Die Bundesbank hat einen Vorschlag zur Reform der Schuldenbremse gemacht. Dieser hat drei Stufen. Erstens: Es soll sich in dieser Legislaturperiode nichts ändern. Zweitens: Von 2029 bis 2036 soll massiv gespart und die Verschuldung schrittweise abgebaut werden. Drittens: Ab 2036 kommt eine neue Schuldenregel ins Spiel, mit der der Bund einen festen Kreditrahmen bekommt, um zusätzliche Sachinvestitionen zu finanzieren. Wir finden die Idee mehrerer Phasen nachvollziehbar, fragen uns aber, wie dieser Vorschlag im Rahmen einer grundgesetzlichen Schuldenregel umgesetzt werden soll.

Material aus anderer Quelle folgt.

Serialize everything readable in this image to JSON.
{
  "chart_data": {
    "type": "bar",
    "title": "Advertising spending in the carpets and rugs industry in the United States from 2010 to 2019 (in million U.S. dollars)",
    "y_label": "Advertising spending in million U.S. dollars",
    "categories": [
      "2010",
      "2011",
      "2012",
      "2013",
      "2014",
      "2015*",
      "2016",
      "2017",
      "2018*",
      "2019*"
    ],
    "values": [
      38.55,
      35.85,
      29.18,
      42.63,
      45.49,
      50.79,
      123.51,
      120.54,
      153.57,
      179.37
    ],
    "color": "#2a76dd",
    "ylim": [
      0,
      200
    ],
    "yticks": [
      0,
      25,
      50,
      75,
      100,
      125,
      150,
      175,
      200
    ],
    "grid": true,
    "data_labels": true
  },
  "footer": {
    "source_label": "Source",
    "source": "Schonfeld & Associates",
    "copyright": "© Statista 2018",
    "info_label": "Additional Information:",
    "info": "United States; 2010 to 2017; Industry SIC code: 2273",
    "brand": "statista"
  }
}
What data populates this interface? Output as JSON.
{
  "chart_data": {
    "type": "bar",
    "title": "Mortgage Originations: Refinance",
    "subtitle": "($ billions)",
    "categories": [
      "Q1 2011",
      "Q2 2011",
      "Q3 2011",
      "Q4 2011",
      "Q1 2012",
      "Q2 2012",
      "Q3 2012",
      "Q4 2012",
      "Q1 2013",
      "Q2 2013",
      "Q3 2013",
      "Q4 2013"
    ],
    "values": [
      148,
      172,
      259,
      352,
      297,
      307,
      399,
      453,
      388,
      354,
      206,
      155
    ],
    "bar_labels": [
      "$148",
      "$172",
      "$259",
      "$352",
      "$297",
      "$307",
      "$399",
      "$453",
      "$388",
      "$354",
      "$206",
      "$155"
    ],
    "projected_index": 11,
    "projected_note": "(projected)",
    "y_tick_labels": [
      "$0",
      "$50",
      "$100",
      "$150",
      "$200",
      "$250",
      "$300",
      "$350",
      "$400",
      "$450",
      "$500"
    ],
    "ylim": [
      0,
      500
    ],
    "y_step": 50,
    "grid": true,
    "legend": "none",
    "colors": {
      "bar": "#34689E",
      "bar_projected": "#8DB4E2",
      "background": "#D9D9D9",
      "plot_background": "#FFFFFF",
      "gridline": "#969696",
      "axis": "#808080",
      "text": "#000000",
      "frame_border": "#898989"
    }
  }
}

Der Bundesbankvorschlag zur Reform der Schuldenbremse hat drei Stufen:

  • Stufe 1: Warten auf Godot: In dieser Legislaturperiode ändert sich nichts.
  • Stufe 2: Sieben magere Jahre: 2029 bis 2036 wird jedes Jahr massiv gespart.
  • Stufe 3: Formelland: Ab 2036 gibt es noch mehr Zahlen im Grundgesetz und eine komplizierte Defizitformel mit Verschuldungsmöglichkeit in Abhängigkeit von Sachinvestitionen und Schuldenquote.

Warten auf Godot

Von 2025 bis 2029 soll sich an den bestehenden komplizierten Regeln eigentlich nichts ändern. Eigentlich, weil die Bundesbank gerne eine strengere Definition der „Zusätzlichkeit“ der Investitionen und eine Präzisierung für die Bereichsausnahme für die Verteidigungsausgaben hätte. Würde die Bundesregierung dies umsetzen, würde der finanzielle Spielraum sofort enger. Die Bundesregierung müsste diverse Vorhaben aus dem Koalitionsvertrag auf den Prüfstand stellen; nur wenig davon könnten umgesetzt werden. Denn  die meisten davon erhöhen Ausgaben oder reduzieren Einnahmen dauerhaft und vergrößern somit langfristig das Haushaltsproblem. Dadurch täte sich die Regierung deutlich leichter in der zweiten Stufe des Bundesbankvorschlags, der große Einsparungen erfordert. Es sieht aber nicht so aus, als wäre die Bundesregierung bereit, das zu tun. Daher würde in der ersten Stufe wahrscheinlich nichts passieren, auch wenn das ein sinnvoller Ansatz wäre.

Sieben magere Jahre

In der zweiten Stufe – wir befinden uns jetzt in der kommenden Legislaturperiode – ginge es anders zu. Es müsste Jahr für Jahr hart gespart werden. Wir könnten uns vorstellen, dass die Zuneigung, die Parteien dem Vorschlag entgegenbringen, mit der Wahrscheinlichkeit korrelieren wird, ab dem Jahr 2029 zu regieren: Denn bis 2036 soll die dann amtierende Bundesregierung das Defizit um 0,5 Prozent des BIP pro Jahr reduzieren: das wären in heutigen Zahlen mehr als 20 Milliarden Euro jährlich.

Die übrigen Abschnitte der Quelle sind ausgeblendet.